Bo Garrett enters the picture (aka The Marlboro Man). Bo is the former owner of Suzannah’s cabin, who’s neglected to tell her that the appliances were not included in the sale. Suzannah’s welcome to “borrow” the appliances when Bo is not using them himself, cooking in his former, and her new, kitchen. As a result, he comes up with an arrangement where they share meals. They slip into a comfortable co-existence.
There were lots of food references in this book–Bo cooks eggs, ham, potatoes, soup, beans. . . here is one where Suzannah has a drop-in visitor.
Recipe for Glazed Lemon Bread Here.
Suzannah visits her mother to give her father a much-needed break for a week. Her mother has developed a fear of moving air–fans, and breezes, since she last saw her, so her plans of walks on the beach and picnics, all have to be scrapped.
In an effort to entertain her mother, Suzannah decides a matinée will make for a fun afternoon, since her mother always loved the movies with popcorn. A disastrous movie experience begins:
“My mother’s seat won’t stay down unless she sits in it. I can’t get this idea across to her. My hands are full, so I try to hold her seat down with my left knee…”
“In a commanding voice that sounds just like my real mother, she says, ‘I’ll pay you any amount of money, but please, let me go now.’ Heads turn. I smile at the strange faces in the half-light and wish the room would fall darker. ‘I don’t know you and I don’t want you touching me.’ She shrinks from my arm. No one would believe this woman is ill. She sounds sane and cultured. And wealthy and kidnapped.”

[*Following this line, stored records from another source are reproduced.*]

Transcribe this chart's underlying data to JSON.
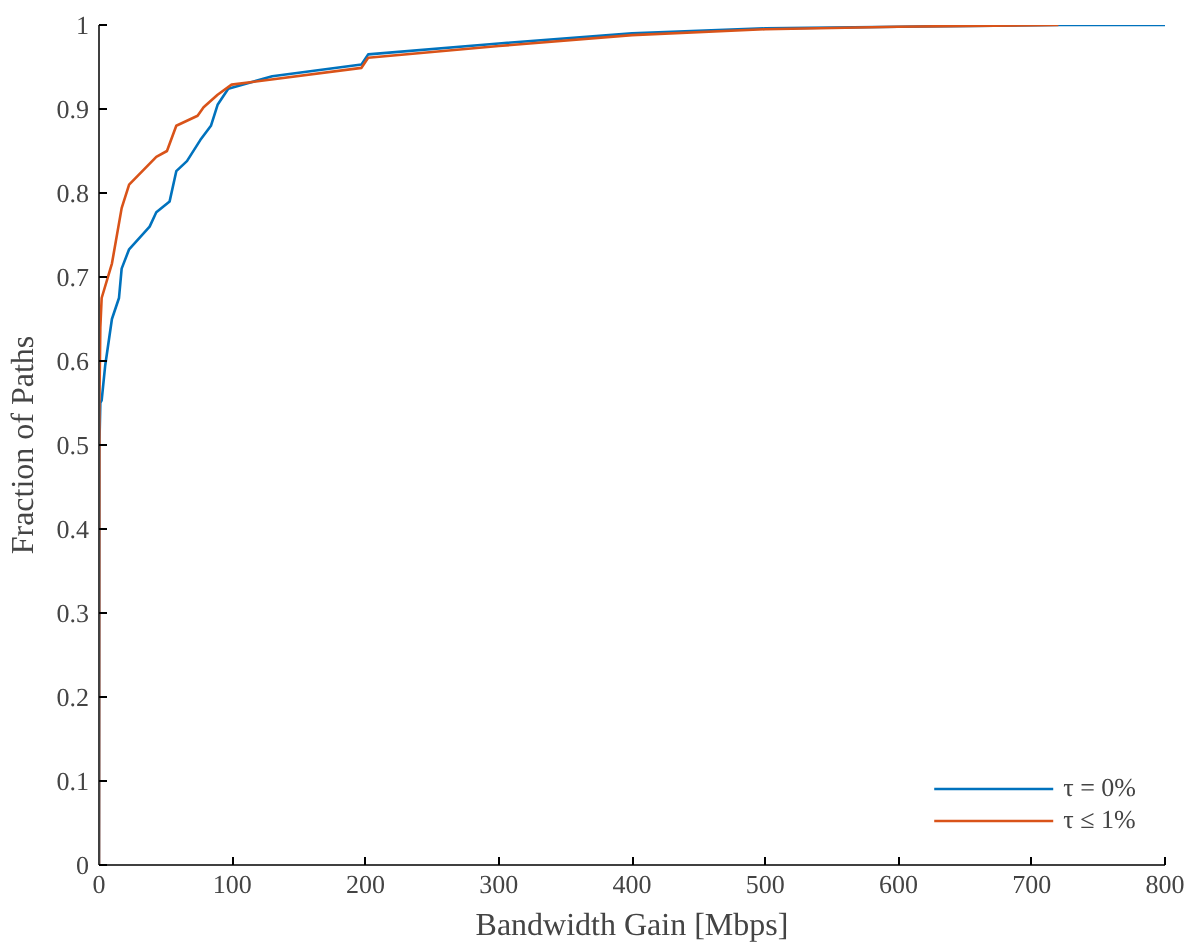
{
  "chart_data": {
    "type": "line",
    "xlabel": "Bandwidth Gain [Mbps]",
    "ylabel": "Fraction of Paths",
    "xlim": [
      0,
      800
    ],
    "ylim": [
      0,
      1
    ],
    "xticks": [
      0,
      100,
      200,
      300,
      400,
      500,
      600,
      700,
      800
    ],
    "yticks": [
      0,
      0.1,
      0.2,
      0.3,
      0.4,
      0.5,
      0.6,
      0.7,
      0.8,
      0.9,
      1
    ],
    "grid": false,
    "legend": "bottom right",
    "series": [
      {
        "name": "τ = 0%",
        "color": "#0072bd",
        "x": [
          0,
          0.3,
          1,
          2,
          4.6,
          9.7,
          15,
          17,
          22.6,
          38,
          43,
          53,
          58,
          66,
          76,
          84,
          89,
          97,
          130,
          197,
          202,
          300,
          400,
          500,
          600,
          720,
          800
        ],
        "values": [
          0,
          0.5,
          0.55,
          0.553,
          0.594,
          0.65,
          0.675,
          0.71,
          0.733,
          0.76,
          0.777,
          0.79,
          0.826,
          0.838,
          0.863,
          0.88,
          0.905,
          0.924,
          0.939,
          0.953,
          0.965,
          0.978,
          0.99,
          0.996,
          0.998,
          1,
          1
        ]
      },
      {
        "name": "τ ≤ 1%",
        "color": "#d95319",
        "x": [
          0,
          0.3,
          1,
          2,
          9.7,
          17,
          22.6,
          43,
          51,
          58,
          74,
          78.5,
          89,
          99.5,
          197,
          202,
          300,
          400,
          500,
          600,
          720
        ],
        "values": [
          0,
          0.55,
          0.64,
          0.675,
          0.716,
          0.782,
          0.81,
          0.843,
          0.85,
          0.88,
          0.892,
          0.902,
          0.917,
          0.929,
          0.949,
          0.961,
          0.975,
          0.988,
          0.995,
          0.998,
          1
        ]
      }
    ]
  }
}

“In Florida, I seem to unconsciously assume an army nurse facade. Nothing shocks or dismays me. My mother put her used underwear in the dishwasher beside the silverware. The army nurse cheerfully sorted clothes from dishes and washed everything over. I should offer a name to this inner soldier of mine: Agatha, the army nurse. Even-tempered and nonjudgmental, Agatha absolutely loves her work.”
“As usual since Mom’s illness, I am enveloped in pastry wrap, buffered, smiling, unshockable. Suzannah en croute. But I am aware, too, of a sodden center, enlarging as my time here goes by, gaining heaviness, solidity.”

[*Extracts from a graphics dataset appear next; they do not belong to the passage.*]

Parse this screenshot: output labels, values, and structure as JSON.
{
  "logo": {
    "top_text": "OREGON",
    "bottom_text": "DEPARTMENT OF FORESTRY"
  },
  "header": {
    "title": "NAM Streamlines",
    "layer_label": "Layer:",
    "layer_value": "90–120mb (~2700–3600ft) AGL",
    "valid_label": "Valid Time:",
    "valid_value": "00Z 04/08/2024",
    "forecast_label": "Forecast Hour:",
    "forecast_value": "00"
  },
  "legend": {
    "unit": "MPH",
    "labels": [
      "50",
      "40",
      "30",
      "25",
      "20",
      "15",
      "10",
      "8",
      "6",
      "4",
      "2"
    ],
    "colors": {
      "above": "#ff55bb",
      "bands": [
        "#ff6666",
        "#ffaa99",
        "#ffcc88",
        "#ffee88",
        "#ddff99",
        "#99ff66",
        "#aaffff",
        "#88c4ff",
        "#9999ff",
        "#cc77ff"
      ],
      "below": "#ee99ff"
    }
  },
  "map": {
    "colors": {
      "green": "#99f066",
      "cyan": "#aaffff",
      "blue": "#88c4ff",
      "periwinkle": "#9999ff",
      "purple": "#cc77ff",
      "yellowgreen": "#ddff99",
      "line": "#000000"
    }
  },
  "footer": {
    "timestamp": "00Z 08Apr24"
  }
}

Brie en Croute. . . Lots of variations Here, I settled on strawberries preserves since I had some on hand (anything in puff pastry is good :-)

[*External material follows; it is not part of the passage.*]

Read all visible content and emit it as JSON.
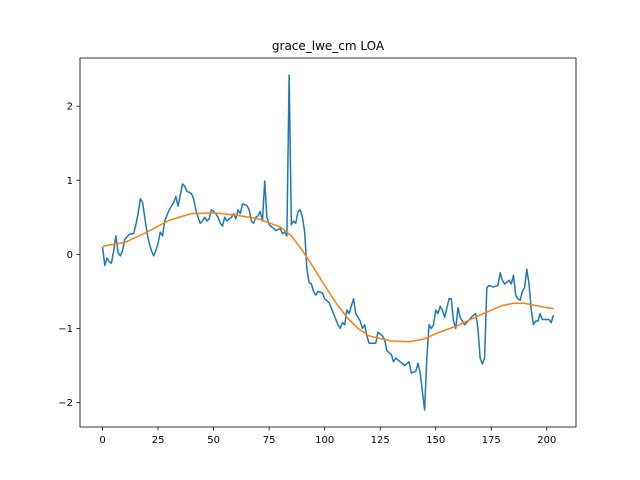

“All at once, I realize that I have learned the most about gaining independence and strength through dependent and weak people. Erik and my mother. In my heart, I thank them. I remember a long ago talk with Bo when I wondered why the strong must be in service to the weak. I think now I know the answer. It is in the gratitude for the lessons they teach.”
Stumbling on his book was a happy accident…it was on the $2 table at my bookstore, and after thumbing through it, I snapped it up. I think you’ll enjoy reading about Suzannah’s new life, as she navigates her way through her new relationships and old ones.